Röportajdan Başlıklar:
-Din modernizm için bir bariyerdir
-Kapitalizm Ramazanı manipüle ediyor
-Akla inanmak otomobile inanmaktan farksızdır
-Modernite kendini Allah'ın ve Kur'an'ın yerine yeni bir kutsal olarak ikame etmek istiyor
-İftar sofraları ruhumuzu inceltmek icin bir fırsattır
-Ramazan ayında din vasıtasıyla toplum yeniden üretiliyor
-Türbe ziyaretleri modernizmin dayatmalarına karşı bir tepki hareketidir
BU BAŞLIKLARIN AYRINTILARI ALTTAKİ UZUN RÖPORTAJDA....
Ferhat Kentel makro teorilerden çok gündelik hayatın pratiklerini toplumsal okumalarının odağına oturtan bir sosyolog.
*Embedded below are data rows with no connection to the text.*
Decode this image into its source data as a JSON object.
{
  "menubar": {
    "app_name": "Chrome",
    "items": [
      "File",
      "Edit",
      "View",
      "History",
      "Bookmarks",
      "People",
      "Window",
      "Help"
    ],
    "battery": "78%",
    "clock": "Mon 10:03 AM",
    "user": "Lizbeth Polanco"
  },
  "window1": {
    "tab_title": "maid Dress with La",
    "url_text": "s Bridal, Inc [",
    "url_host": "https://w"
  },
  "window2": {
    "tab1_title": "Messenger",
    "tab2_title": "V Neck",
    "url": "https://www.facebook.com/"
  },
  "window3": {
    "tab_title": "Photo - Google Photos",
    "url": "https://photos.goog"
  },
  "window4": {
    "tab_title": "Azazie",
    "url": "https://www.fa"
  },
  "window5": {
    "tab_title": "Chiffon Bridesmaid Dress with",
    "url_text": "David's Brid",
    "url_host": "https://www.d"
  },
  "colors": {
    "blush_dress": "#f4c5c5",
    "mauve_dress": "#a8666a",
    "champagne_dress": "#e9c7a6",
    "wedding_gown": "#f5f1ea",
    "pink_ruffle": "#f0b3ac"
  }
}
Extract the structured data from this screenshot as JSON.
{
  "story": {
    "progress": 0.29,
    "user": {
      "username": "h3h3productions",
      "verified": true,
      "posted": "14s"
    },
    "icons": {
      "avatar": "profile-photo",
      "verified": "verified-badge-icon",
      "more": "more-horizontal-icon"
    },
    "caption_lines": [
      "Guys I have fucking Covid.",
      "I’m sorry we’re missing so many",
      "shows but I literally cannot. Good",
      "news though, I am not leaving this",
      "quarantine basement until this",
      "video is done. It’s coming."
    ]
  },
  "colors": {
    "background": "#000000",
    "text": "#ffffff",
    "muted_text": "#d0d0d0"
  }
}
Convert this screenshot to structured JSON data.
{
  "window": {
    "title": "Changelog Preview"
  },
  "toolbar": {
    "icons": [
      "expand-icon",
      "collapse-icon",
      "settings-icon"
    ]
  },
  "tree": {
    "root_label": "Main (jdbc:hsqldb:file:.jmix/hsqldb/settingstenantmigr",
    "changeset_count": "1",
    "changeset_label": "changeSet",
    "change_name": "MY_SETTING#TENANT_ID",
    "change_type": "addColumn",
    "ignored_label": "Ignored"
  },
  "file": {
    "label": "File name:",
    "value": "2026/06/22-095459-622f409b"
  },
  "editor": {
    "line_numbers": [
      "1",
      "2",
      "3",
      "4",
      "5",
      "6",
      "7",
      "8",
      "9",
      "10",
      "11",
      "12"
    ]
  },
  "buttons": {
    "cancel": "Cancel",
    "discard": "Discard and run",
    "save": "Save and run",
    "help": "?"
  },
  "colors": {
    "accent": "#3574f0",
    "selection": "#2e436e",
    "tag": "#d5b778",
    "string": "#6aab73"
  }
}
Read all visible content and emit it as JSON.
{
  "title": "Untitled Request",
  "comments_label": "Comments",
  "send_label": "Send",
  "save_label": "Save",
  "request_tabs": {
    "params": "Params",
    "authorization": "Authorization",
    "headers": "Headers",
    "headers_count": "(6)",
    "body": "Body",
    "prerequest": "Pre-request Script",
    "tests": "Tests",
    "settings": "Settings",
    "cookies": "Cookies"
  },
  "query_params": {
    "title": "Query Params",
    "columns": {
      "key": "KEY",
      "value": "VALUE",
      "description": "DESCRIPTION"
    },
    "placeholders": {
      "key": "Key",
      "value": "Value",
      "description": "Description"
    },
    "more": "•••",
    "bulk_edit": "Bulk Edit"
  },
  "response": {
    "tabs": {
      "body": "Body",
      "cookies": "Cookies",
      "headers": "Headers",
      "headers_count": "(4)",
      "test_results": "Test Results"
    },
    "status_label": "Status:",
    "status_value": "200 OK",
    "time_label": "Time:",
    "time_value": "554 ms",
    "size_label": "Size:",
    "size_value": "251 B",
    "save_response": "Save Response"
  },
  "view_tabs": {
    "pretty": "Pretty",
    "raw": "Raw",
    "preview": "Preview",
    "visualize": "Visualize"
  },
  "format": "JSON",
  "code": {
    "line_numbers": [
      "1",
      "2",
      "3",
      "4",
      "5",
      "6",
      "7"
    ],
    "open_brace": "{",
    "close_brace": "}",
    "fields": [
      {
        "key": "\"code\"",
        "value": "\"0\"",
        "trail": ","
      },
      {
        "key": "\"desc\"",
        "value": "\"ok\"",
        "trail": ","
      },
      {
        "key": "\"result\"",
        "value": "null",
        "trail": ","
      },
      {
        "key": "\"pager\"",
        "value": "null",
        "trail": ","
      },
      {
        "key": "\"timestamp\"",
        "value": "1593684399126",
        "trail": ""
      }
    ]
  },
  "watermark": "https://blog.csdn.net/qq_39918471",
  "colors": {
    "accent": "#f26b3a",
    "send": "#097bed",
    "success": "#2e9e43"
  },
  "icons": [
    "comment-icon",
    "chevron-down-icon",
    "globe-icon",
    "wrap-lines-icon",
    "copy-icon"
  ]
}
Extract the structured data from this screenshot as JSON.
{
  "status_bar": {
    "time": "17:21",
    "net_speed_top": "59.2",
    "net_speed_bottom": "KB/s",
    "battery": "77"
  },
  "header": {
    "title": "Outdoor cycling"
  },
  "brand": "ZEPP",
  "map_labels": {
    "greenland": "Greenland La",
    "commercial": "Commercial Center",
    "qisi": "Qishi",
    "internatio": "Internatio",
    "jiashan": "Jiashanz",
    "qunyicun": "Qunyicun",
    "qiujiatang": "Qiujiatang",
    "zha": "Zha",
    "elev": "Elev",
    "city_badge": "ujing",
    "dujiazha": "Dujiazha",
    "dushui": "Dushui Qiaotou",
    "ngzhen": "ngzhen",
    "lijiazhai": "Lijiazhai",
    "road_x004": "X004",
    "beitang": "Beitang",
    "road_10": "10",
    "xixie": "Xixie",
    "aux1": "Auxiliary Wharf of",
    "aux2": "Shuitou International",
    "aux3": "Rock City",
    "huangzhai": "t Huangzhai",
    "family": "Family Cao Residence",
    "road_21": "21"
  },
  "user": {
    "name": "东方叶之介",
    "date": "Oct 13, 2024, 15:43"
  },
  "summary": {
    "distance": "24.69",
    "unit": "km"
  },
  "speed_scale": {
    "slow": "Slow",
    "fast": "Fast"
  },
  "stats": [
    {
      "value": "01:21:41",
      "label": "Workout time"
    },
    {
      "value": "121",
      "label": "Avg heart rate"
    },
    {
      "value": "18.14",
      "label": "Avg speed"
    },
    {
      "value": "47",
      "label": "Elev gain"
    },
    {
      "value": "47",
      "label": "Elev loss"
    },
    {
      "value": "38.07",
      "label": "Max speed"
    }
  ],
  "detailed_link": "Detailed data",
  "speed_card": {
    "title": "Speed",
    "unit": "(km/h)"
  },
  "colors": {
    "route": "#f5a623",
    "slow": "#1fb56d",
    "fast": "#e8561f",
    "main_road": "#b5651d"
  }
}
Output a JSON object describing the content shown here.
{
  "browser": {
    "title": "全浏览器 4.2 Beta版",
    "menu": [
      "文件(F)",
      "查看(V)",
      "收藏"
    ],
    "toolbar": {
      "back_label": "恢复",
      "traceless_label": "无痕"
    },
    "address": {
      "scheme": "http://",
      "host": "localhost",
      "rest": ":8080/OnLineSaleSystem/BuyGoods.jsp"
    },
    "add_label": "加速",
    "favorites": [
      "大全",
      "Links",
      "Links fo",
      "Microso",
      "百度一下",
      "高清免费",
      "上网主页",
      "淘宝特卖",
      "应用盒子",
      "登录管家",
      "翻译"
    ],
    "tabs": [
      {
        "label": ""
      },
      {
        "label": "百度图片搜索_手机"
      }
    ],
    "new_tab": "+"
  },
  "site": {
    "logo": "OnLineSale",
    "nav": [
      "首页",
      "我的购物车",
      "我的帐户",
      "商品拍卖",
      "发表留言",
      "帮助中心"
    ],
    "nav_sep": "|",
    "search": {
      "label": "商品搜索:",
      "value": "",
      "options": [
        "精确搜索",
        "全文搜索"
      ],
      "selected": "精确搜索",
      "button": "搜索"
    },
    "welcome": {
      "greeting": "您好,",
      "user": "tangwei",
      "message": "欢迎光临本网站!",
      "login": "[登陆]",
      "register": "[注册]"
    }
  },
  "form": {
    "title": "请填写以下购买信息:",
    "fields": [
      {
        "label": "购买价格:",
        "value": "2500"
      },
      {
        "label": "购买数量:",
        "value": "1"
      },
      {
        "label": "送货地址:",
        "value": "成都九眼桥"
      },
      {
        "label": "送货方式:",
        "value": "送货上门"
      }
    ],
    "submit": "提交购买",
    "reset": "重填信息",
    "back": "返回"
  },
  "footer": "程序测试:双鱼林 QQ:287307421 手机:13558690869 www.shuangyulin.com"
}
Muhatap aldığı konuya yahut kitleye yabancılaşmadan yaklaşabilen bir kimse. Modernizmin büyük anlatıları yerine, gündelik hayatın hikâyeleriyle ilgilenmeyi yeğliyor. Kendisiyle din ve modernitenin gerilimli ilişkisinin yanı sıra Ramazan ayının anlam ve pratikler dünyasının toplumsal yönünü konuştuk. Kentel'in türbe ziyaretlerine dair sorumuza verdiği cevap da ezber bozan türdendi.
Modernizm açısından baktığımızda din ne kadar sorgulanamaz kalırsa modernlik o kadar ilerleyememiş demektir. Bunun kapitalizmle bağlantısını düşünürsek kapitalizmin yayılamaması, piyasayı ele geçirememesi, metasını satamaması anlamlarına geldiğini görürüz. Dolayısıyla din her bakımdan modernizm için bir bariyerdir.
Modernite ve din ilişkisiyle başlayalım isterseniz.
Bu konuya iki cepheden yaklaşılabilir. Birincisi konunun esası itibariyle dine yakın bir analiz olabilir. Diğerinde ise daha çok sosyolojinin alanına girerek içeriği ne olursa olsun herhangi bir dinin, toplumun bir aradalığı açısından ne gibi bir anlam ifade ettiği üzerinde konuşabiliriz.
Modernliği, içinde yaşadığımız modern dünyayı okullarıyla, yurttaşlığıyla ve siyasetiyle birlikte düşündüğümüzde onun çok da işine gelmeyen bir dünyadır dini dünya. İşine gelmeyen, bu yüzden de zaten onun tarafından denetlenmesi gerektiğine inanılan bir dünyadır. Çünkü dindar düşünmek demek, dinî düşünmek demek (bu konu üzerinde yüzlerce tartışma yapılabilir ama) en azından sorgulanmayan bir dünyadır. Allah'ın varlığını sorgulamaya başladığınız zaman dinin sınırları dışına çıkmaya başlıyorsunuz demektir. Modernizm açısından baktığımızda din ne kadar sorgulanamaz kalırsa modernlik o kadar ilerleyememiş demektir. Bunun kapitalizmle bağlantısını düşünürsek kapitalizmin yayılamaması, piyasayı ele geçirememesi, metasını satamaması anlamlarına geldiğini söyleyebiliriz. Dolayısıyla din her bakımdan modernizm için bir bariyerdir.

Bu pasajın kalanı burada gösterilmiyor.